Anthôman: Prisca Marceleney, (Komin) l’actrice qui donne une âme aux silences

4 semaines

Figure importante du cinéma ivoirien, actrice, scénariste, productrice et écrivaine, Prisca Marceleney retrouve Jacques Trabi dans Anthôman, attendu le 30 juillet au Pathé Cap Sud.

Révélée il y a plus de vingt ans, elle livre une interprétation efficace. Le silence, l’émotion et la mémoire collective y deviennent les véritables moteurs du récit. À travers le personnage de Komin, elle rappelle qu’un grand rôle ne s’incarne pas seulement, il se vit.

Révélée au grand public dans la série culte Sida dans la cité, elle confirme rapidement son talent dans Moussa Taximan d’Henri Duparc.
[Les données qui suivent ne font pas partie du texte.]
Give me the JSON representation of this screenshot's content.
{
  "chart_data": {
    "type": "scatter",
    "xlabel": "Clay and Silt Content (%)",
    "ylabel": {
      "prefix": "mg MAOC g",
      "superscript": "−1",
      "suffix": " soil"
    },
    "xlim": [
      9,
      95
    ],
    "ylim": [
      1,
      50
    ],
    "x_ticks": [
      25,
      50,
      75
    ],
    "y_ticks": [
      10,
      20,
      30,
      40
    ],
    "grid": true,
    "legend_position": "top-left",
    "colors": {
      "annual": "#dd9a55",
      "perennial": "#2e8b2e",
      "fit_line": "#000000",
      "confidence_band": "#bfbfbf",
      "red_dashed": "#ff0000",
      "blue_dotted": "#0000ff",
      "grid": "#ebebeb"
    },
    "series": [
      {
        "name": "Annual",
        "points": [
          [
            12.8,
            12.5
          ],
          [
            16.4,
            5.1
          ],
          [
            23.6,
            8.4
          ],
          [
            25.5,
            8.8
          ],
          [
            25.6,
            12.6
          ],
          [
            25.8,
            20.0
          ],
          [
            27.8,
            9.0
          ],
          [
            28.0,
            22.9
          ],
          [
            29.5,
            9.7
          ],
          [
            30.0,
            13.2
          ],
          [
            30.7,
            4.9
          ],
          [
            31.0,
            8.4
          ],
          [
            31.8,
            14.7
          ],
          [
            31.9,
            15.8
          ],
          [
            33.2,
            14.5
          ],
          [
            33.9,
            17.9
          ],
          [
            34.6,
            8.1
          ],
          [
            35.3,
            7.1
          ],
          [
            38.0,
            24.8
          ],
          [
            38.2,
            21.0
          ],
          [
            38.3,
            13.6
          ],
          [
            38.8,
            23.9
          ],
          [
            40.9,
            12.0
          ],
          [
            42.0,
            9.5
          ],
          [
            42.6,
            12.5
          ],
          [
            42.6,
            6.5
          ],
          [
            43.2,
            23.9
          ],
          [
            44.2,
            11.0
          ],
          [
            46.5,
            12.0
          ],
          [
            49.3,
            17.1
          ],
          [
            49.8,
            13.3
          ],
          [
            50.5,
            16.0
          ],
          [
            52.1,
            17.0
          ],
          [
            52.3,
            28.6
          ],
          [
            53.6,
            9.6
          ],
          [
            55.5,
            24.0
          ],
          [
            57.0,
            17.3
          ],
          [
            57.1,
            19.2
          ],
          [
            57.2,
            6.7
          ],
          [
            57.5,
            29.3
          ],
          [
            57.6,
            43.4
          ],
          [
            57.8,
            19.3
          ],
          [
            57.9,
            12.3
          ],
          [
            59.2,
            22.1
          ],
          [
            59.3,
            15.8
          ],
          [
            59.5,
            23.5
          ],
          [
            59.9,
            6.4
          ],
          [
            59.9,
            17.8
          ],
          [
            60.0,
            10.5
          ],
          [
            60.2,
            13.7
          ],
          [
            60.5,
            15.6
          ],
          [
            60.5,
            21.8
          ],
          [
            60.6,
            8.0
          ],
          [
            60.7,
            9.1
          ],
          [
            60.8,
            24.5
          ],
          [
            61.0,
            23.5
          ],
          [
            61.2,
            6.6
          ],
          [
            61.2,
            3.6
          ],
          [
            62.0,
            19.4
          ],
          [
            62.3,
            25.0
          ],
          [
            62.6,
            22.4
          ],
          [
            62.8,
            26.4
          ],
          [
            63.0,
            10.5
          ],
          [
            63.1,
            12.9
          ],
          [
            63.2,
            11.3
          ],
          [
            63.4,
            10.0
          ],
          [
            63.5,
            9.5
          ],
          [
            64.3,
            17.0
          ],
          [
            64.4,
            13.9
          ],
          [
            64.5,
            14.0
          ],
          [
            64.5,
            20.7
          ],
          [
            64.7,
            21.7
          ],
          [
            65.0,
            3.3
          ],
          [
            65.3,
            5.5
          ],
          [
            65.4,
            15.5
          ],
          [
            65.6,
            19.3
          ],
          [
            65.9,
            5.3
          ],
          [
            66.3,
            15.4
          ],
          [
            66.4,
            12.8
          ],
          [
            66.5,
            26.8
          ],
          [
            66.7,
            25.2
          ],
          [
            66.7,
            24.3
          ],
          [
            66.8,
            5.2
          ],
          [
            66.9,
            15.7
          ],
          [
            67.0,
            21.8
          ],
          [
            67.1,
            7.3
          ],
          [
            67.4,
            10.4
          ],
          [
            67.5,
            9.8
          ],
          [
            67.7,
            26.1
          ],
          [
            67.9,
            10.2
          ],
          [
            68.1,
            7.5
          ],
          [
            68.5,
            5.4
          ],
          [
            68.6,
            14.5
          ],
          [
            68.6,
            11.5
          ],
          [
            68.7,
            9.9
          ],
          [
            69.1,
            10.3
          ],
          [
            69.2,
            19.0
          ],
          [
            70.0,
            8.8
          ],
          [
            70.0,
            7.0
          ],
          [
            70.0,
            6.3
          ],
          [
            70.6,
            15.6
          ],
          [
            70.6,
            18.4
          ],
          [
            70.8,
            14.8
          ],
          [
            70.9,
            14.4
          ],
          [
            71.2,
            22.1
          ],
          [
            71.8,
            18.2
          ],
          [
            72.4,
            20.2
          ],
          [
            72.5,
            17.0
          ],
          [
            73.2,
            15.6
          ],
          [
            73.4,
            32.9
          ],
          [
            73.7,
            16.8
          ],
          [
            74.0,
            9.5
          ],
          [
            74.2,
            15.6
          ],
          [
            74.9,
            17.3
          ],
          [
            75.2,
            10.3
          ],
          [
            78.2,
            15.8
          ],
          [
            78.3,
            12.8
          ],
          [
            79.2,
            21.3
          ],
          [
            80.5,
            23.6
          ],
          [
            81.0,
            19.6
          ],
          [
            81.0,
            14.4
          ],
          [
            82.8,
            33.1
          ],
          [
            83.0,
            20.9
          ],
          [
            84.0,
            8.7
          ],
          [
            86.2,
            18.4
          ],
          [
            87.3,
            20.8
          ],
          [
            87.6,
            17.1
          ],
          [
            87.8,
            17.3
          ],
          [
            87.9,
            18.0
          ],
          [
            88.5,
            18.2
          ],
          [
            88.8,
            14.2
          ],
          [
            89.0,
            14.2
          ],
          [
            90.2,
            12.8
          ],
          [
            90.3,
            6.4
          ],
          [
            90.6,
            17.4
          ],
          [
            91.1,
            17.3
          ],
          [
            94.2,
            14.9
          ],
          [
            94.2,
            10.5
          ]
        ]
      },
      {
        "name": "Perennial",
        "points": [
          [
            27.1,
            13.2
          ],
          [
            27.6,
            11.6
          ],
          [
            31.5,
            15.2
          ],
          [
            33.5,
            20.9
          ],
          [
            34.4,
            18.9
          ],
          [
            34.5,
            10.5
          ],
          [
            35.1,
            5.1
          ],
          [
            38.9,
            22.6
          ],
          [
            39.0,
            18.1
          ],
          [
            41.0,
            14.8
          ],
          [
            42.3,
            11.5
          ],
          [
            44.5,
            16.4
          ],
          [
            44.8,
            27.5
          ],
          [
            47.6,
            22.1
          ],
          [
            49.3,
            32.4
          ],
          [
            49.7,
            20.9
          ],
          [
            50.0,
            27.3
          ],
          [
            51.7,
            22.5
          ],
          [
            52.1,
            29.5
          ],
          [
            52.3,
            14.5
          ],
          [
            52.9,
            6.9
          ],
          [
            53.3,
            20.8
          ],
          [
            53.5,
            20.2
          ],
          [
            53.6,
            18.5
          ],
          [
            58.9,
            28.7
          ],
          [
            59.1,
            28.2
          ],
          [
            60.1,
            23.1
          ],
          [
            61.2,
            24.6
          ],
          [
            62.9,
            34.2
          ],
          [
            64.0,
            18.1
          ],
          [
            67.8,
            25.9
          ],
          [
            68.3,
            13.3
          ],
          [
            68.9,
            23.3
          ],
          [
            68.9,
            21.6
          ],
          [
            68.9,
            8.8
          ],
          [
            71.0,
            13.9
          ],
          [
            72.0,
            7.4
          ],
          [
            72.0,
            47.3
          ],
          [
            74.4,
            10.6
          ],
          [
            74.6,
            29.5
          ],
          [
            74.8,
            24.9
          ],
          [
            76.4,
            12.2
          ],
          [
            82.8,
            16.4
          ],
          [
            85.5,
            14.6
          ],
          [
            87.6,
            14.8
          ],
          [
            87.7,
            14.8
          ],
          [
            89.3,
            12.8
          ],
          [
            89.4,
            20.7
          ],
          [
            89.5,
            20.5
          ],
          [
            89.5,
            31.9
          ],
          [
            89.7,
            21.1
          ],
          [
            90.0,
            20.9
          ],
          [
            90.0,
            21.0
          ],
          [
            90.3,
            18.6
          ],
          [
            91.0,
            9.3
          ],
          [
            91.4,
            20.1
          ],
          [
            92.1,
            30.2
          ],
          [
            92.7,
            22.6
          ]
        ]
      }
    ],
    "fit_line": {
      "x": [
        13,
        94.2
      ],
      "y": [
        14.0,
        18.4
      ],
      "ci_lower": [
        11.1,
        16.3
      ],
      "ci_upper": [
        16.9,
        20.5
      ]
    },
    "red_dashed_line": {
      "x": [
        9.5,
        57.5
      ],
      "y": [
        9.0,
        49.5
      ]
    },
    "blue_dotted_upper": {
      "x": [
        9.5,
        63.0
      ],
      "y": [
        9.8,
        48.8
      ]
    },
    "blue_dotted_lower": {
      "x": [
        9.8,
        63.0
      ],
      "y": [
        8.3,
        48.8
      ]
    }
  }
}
Avant d’incarner le rôle-titre de Caramel. Plus tard, Sans regret de Jacques Trabi, où elle interprète Tantie Choco aux côtés de Michel Bohiri, consacre définitivement sa capacité à porter des personnages complexes. Aujourd’hui, le succès de la série Dr. Wlika sur Canal+ confirme une carrière construite sur la régularité davantage que sur les effets de mode.

Le 30 juillet prochain, elle retrouvera Jacques Trabi dans Anthôman. Un long-métrage qui interroge l’honneur, la tradition et la mémoire à travers une tragédie humaine profondément africaine.

Son personnage, Komin, n’est pas une héroïne démonstrative.

« Elle porte une blessure qu’elle garde pour elle. Son amour pour Gooré demeure impossible puisqu’elle partage déjà la vie de son meilleur ami », explique l’actrice.

Cette retenue nourrit toute son interprétation. « Les silences parlent parfois davantage que les dialogues. Ils ne figurent pas toujours dans le scénario, mais ils s’imposent naturellement lorsque l’on comprend véritablement un personnage. »

Pour Prisca Marceleney, le métier d’actrice dépasse largement l’exercice de composition. « On ne joue jamais un personnage. On l’habite dès le premier jour de tournage. C’est ce que ma formation m’a appris et ce que j’essaie d’appliquer à chacune de mes interprétations. »

Cette exigence rejoint parfaitement la démarche de Jacques Trabi. « Il raconte des destins individuels qui ouvrent toujours une réflexion sur notre mémoire collective. Chez lui, la tradition n’est jamais un décor. Elle agit sur les personnages, guide leurs choix et révèle leurs contradictions. »

Afin d’incarner Komin, l’actrice s’appuie sur plusieurs sources.

Le scénario constitue le point de départ, suivi des intentions du réalisateur, de recherches personnelles et d’un important travail d’imagination. « Chaque personnage possède une histoire invisible que l’acteur doit découvrir avant même le premier plan. »

À ceux qui réduisent encore le cinéma africain au folklore ou au simple témoignage social, elle répond avec conviction. « Nos histoires peuvent rester profondément africaines tout en parlant au monde entier. Nous n’avons pas besoin de travestir notre identité pour être compris ailleurs. »

Cette fidélité à l’authenticité explique sans doute la longévité de Prisca Marceleney. Devant la caméra comme derrière, à travers Babi Pictures ou ses scénarios, elle poursuit une même ambition : raconter des récits qui survivent au temps.

À l’image de Komin, elle rappelle finalement qu’au cinéma, les émotions les plus fortes naissent souvent de ce qui n’est jamais entièrement dit.